American marketing consultant and author Jay Baer is a keynote speaker at the FCSI The Americas 2016 Conference in Nashville. He tells Michael Jones about his new book, Hug Your Haters

Q What’s the secret to attracting more customers while keeping the ones you already have?
A It’s two sides of the same coin. If you work hard to keep your current customers, they’ll talk to their friends and some of them will become new customers. The old saying is that “advertising is a tax paid for being unremarkable”. I believe a better way to phrase it is “advertising is a tax paid when you don’t try hard enough to keep your current customers”.
Q Is foodservice different from other sectors in terms of the challenge of retaining and attracting customers?

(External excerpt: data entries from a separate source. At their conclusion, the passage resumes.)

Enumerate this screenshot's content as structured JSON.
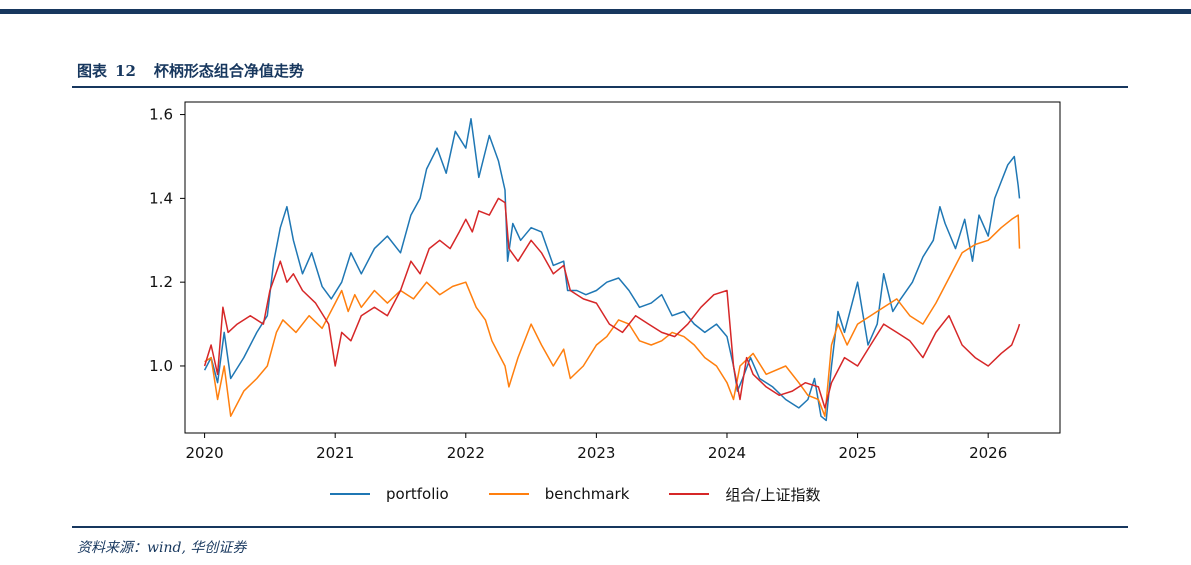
{
  "caption": {
    "label": "图表",
    "number": "12",
    "title": "杯柄形态组合净值走势"
  },
  "source": "资料来源：wind, 华创证券",
  "colors": {
    "accent": "#17375e",
    "portfolio": "#1f77b4",
    "benchmark": "#ff7f0e",
    "index": "#d62728"
  },
  "chart_data": {
    "type": "line",
    "title": "",
    "xlabel": "",
    "ylabel": "",
    "xlim": [
      2019.85,
      2026.55
    ],
    "ylim": [
      0.84,
      1.63
    ],
    "xticks": [
      2020,
      2021,
      2022,
      2023,
      2024,
      2025,
      2026
    ],
    "xtick_labels": [
      "2020",
      "2021",
      "2022",
      "2023",
      "2024",
      "2025",
      "2026"
    ],
    "yticks": [
      1.0,
      1.2,
      1.4,
      1.6
    ],
    "ytick_labels": [
      "1.0",
      "1.2",
      "1.4",
      "1.6"
    ],
    "grid": false,
    "legend_position": "bottom",
    "series": [
      {
        "name": "portfolio",
        "color": "#1f77b4",
        "x": [
          2020.0,
          2020.05,
          2020.1,
          2020.15,
          2020.2,
          2020.3,
          2020.4,
          2020.48,
          2020.53,
          2020.58,
          2020.63,
          2020.68,
          2020.75,
          2020.82,
          2020.9,
          2020.97,
          2021.05,
          2021.12,
          2021.2,
          2021.3,
          2021.4,
          2021.5,
          2021.58,
          2021.65,
          2021.7,
          2021.78,
          2021.85,
          2021.92,
          2022.0,
          2022.04,
          2022.1,
          2022.18,
          2022.25,
          2022.3,
          2022.32,
          2022.36,
          2022.42,
          2022.5,
          2022.58,
          2022.67,
          2022.75,
          2022.78,
          2022.85,
          2022.92,
          2023.0,
          2023.08,
          2023.17,
          2023.25,
          2023.33,
          2023.42,
          2023.5,
          2023.58,
          2023.67,
          2023.75,
          2023.83,
          2023.92,
          2024.0,
          2024.05,
          2024.08,
          2024.12,
          2024.18,
          2024.25,
          2024.35,
          2024.45,
          2024.55,
          2024.62,
          2024.67,
          2024.72,
          2024.76,
          2024.8,
          2024.85,
          2024.9,
          2025.0,
          2025.08,
          2025.15,
          2025.2,
          2025.27,
          2025.33,
          2025.42,
          2025.5,
          2025.58,
          2025.63,
          2025.67,
          2025.75,
          2025.82,
          2025.88,
          2025.93,
          2026.0,
          2026.05,
          2026.1,
          2026.15,
          2026.2,
          2026.23,
          2026.24
        ],
        "y": [
          0.99,
          1.02,
          0.96,
          1.08,
          0.97,
          1.02,
          1.08,
          1.12,
          1.25,
          1.33,
          1.38,
          1.3,
          1.22,
          1.27,
          1.19,
          1.16,
          1.2,
          1.27,
          1.22,
          1.28,
          1.31,
          1.27,
          1.36,
          1.4,
          1.47,
          1.52,
          1.46,
          1.56,
          1.52,
          1.59,
          1.45,
          1.55,
          1.49,
          1.42,
          1.25,
          1.34,
          1.3,
          1.33,
          1.32,
          1.24,
          1.25,
          1.18,
          1.18,
          1.17,
          1.18,
          1.2,
          1.21,
          1.18,
          1.14,
          1.15,
          1.17,
          1.12,
          1.13,
          1.1,
          1.08,
          1.1,
          1.07,
          1.0,
          0.94,
          0.97,
          1.02,
          0.97,
          0.95,
          0.92,
          0.9,
          0.92,
          0.97,
          0.88,
          0.87,
          1.0,
          1.13,
          1.08,
          1.2,
          1.05,
          1.1,
          1.22,
          1.13,
          1.16,
          1.2,
          1.26,
          1.3,
          1.38,
          1.34,
          1.28,
          1.35,
          1.25,
          1.36,
          1.31,
          1.4,
          1.44,
          1.48,
          1.5,
          1.43,
          1.4
        ]
      },
      {
        "name": "benchmark",
        "color": "#ff7f0e",
        "x": [
          2020.0,
          2020.05,
          2020.1,
          2020.15,
          2020.2,
          2020.3,
          2020.4,
          2020.48,
          2020.55,
          2020.6,
          2020.7,
          2020.8,
          2020.9,
          2021.0,
          2021.05,
          2021.1,
          2021.15,
          2021.2,
          2021.3,
          2021.4,
          2021.5,
          2021.6,
          2021.7,
          2021.8,
          2021.9,
          2022.0,
          2022.08,
          2022.15,
          2022.2,
          2022.25,
          2022.3,
          2022.33,
          2022.4,
          2022.5,
          2022.58,
          2022.67,
          2022.75,
          2022.8,
          2022.9,
          2023.0,
          2023.08,
          2023.17,
          2023.25,
          2023.33,
          2023.42,
          2023.5,
          2023.58,
          2023.67,
          2023.75,
          2023.83,
          2023.92,
          2024.0,
          2024.05,
          2024.1,
          2024.2,
          2024.3,
          2024.45,
          2024.55,
          2024.62,
          2024.7,
          2024.75,
          2024.8,
          2024.85,
          2024.92,
          2025.0,
          2025.1,
          2025.2,
          2025.3,
          2025.4,
          2025.5,
          2025.6,
          2025.7,
          2025.8,
          2025.9,
          2026.0,
          2026.1,
          2026.18,
          2026.23,
          2026.24
        ],
        "y": [
          1.01,
          1.02,
          0.92,
          1.0,
          0.88,
          0.94,
          0.97,
          1.0,
          1.08,
          1.11,
          1.08,
          1.12,
          1.09,
          1.15,
          1.18,
          1.13,
          1.17,
          1.14,
          1.18,
          1.15,
          1.18,
          1.16,
          1.2,
          1.17,
          1.19,
          1.2,
          1.14,
          1.11,
          1.06,
          1.03,
          1.0,
          0.95,
          1.02,
          1.1,
          1.05,
          1.0,
          1.04,
          0.97,
          1.0,
          1.05,
          1.07,
          1.11,
          1.1,
          1.06,
          1.05,
          1.06,
          1.08,
          1.07,
          1.05,
          1.02,
          1.0,
          0.96,
          0.92,
          1.0,
          1.03,
          0.98,
          1.0,
          0.96,
          0.93,
          0.92,
          0.88,
          1.05,
          1.1,
          1.05,
          1.1,
          1.12,
          1.14,
          1.16,
          1.12,
          1.1,
          1.15,
          1.21,
          1.27,
          1.29,
          1.3,
          1.33,
          1.35,
          1.36,
          1.28
        ]
      },
      {
        "name": "组合/上证指数",
        "color": "#d62728",
        "x": [
          2020.0,
          2020.05,
          2020.1,
          2020.14,
          2020.18,
          2020.25,
          2020.35,
          2020.45,
          2020.5,
          2020.58,
          2020.63,
          2020.68,
          2020.75,
          2020.85,
          2020.95,
          2021.0,
          2021.05,
          2021.12,
          2021.2,
          2021.3,
          2021.4,
          2021.5,
          2021.58,
          2021.65,
          2021.72,
          2021.8,
          2021.88,
          2021.95,
          2022.0,
          2022.05,
          2022.1,
          2022.18,
          2022.25,
          2022.3,
          2022.33,
          2022.4,
          2022.5,
          2022.58,
          2022.67,
          2022.75,
          2022.8,
          2022.9,
          2023.0,
          2023.1,
          2023.2,
          2023.3,
          2023.4,
          2023.5,
          2023.6,
          2023.7,
          2023.8,
          2023.9,
          2024.0,
          2024.05,
          2024.1,
          2024.15,
          2024.2,
          2024.3,
          2024.4,
          2024.5,
          2024.6,
          2024.7,
          2024.75,
          2024.8,
          2024.9,
          2025.0,
          2025.1,
          2025.2,
          2025.3,
          2025.4,
          2025.5,
          2025.6,
          2025.7,
          2025.8,
          2025.9,
          2026.0,
          2026.1,
          2026.18,
          2026.23,
          2026.24
        ],
        "y": [
          1.0,
          1.05,
          0.98,
          1.14,
          1.08,
          1.1,
          1.12,
          1.1,
          1.18,
          1.25,
          1.2,
          1.22,
          1.18,
          1.15,
          1.1,
          1.0,
          1.08,
          1.06,
          1.12,
          1.14,
          1.12,
          1.18,
          1.25,
          1.22,
          1.28,
          1.3,
          1.28,
          1.32,
          1.35,
          1.32,
          1.37,
          1.36,
          1.4,
          1.39,
          1.28,
          1.25,
          1.3,
          1.27,
          1.22,
          1.24,
          1.18,
          1.16,
          1.15,
          1.1,
          1.08,
          1.12,
          1.1,
          1.08,
          1.07,
          1.1,
          1.14,
          1.17,
          1.18,
          1.0,
          0.92,
          1.02,
          0.98,
          0.95,
          0.93,
          0.94,
          0.96,
          0.95,
          0.9,
          0.96,
          1.02,
          1.0,
          1.05,
          1.1,
          1.08,
          1.06,
          1.02,
          1.08,
          1.12,
          1.05,
          1.02,
          1.0,
          1.03,
          1.05,
          1.09,
          1.1
        ]
      }
    ]
  }
}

A The biggest challenges for foodservice are volume of customer interactions and the financial impact of any one customer. In Hug Your Haters I quote a fast-food franchise operator who said, “I don’t really care about customer service. I just want to make food, and have them pay me for it.” When your average guest check is $8, it can be difficult to understand why you’d want to invest time and resources in proactive customer service.
Q Do the marketing principles you teach to Fortune 500 firms also apply to a smaller retailer or restaurant operator?
A They are fundamentally the same. The Hug Your Haters formula is to answer every customer complaint, in every channel, every time. The differences between large and smaller companies are simply the number
of complaints, software, and scale.
Q Should foodservice operators “hug their haters” too?
A No industry benefits more from hugging their haters than foodservice operators. The impact on customer advocacy when complaints are answered (especially online) is enormous – as much as 30% according to the proprietary research conducted for the book. Foodservice is so driven by word of mouth and online reviews, that not addressing customer feedback is a perilous decision.
Q Which foodservice companies really understand marketing and customer service?
A In Hug Your Haters I cite several great foodservice examples. Le Pain Quotidien seeks to get MORE complaints, not fewer, because they know that customer feedback is how you find your shortcomings. Fresh Brothers Pizza answers every online review, both positive and negative. Scotty’s Brewhouse answers every customer in every channel.
Q You’re the most retweeted person in the world by digital marketers. What’s the trick to getting more followers on Twitter?
A Be consistent, be pithy, and give more than you get.
Q As an avid tequila collector, what’s your top tip for a great tequila?
A I grew up in Arizona and went to college within an hour of the Mexican border, so tequila was omnipresent. Seek out an anejo, it’s nothing like the gasoline you did shots of as a reckless youth.